Parents should know that characters use rude schoolyard words (“sucks,” “blows,” etc.). Anna wants to get the side of her ear pierced, and when she is in her mother’s body, she does. There is some kissing (the ew-factor of Ryan’s wanting to kiss Tess, not knowing that Anna is occupying her body, is handled with some delicacy). There are some tense family scenes and the movie deals with issues of parental control and teen rebellion.

Families who see this movie should talk about why it is hard for Tess and Anna to understand each other at the beginning of the movie. If the parents and children in your family switched places, what would be the biggest surprises? Families will also want to discuss some of the choices Tess and Anna make, especially the resolution of Anna’s problems with her English teacher and the honors exam. And it might be nice to compare this to the original movie, in which the mother is a full-time mom in a two-parent household, and the daughter’s challenges center around housework.

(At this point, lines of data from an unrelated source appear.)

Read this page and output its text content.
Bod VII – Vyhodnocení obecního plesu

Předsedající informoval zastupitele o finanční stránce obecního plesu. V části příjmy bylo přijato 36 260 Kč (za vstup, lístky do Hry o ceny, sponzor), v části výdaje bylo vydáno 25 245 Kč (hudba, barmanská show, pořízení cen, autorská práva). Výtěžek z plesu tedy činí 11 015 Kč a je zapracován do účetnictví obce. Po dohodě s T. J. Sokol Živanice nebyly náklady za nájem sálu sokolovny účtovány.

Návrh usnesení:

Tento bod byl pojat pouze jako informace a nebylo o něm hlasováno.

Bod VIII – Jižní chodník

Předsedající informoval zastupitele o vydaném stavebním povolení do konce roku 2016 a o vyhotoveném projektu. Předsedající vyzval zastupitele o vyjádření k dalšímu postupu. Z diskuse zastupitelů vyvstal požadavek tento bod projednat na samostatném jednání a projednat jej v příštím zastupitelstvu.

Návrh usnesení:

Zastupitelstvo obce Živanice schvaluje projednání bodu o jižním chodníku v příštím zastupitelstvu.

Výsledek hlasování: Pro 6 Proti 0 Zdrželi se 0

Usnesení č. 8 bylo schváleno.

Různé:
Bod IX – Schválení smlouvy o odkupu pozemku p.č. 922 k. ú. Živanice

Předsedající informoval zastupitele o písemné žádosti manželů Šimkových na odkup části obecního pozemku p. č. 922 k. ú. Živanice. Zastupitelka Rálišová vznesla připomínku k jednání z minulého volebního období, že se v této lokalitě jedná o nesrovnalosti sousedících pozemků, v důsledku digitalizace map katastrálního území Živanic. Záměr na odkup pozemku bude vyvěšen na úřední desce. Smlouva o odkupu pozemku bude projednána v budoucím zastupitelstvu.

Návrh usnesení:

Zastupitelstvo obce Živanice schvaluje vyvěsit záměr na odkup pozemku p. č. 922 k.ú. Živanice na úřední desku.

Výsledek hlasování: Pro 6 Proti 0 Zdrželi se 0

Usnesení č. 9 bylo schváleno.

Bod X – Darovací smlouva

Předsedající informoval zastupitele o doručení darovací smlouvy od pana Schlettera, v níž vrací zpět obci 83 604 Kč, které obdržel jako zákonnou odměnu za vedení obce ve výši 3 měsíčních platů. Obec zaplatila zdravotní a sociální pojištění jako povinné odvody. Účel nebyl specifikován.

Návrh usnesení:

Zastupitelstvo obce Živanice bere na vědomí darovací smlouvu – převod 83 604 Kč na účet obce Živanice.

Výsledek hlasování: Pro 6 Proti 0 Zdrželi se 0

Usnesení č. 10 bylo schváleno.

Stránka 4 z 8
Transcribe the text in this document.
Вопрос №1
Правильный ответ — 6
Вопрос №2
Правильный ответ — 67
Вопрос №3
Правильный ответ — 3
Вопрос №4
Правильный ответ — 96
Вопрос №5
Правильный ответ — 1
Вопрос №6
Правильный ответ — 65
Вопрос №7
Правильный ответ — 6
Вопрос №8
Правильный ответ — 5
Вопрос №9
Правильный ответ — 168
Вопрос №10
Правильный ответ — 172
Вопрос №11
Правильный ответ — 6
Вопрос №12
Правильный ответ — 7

Families who enjoy this movie will enjoy the original Freaky Friday or the 1995 made-for-television version starring Shelley Long. Mary Rodgers is also the author/composer of the delightful musical “Once Upon a Mattress.” It is not available on video, but you can get the marvelous original cast album with Carol Burnett on CD. And every family should see the movie musicals composed by Rodgers’ famous composer father, Richard, including Oklahoma, South Pacific, Carousel, and The Sound of Music).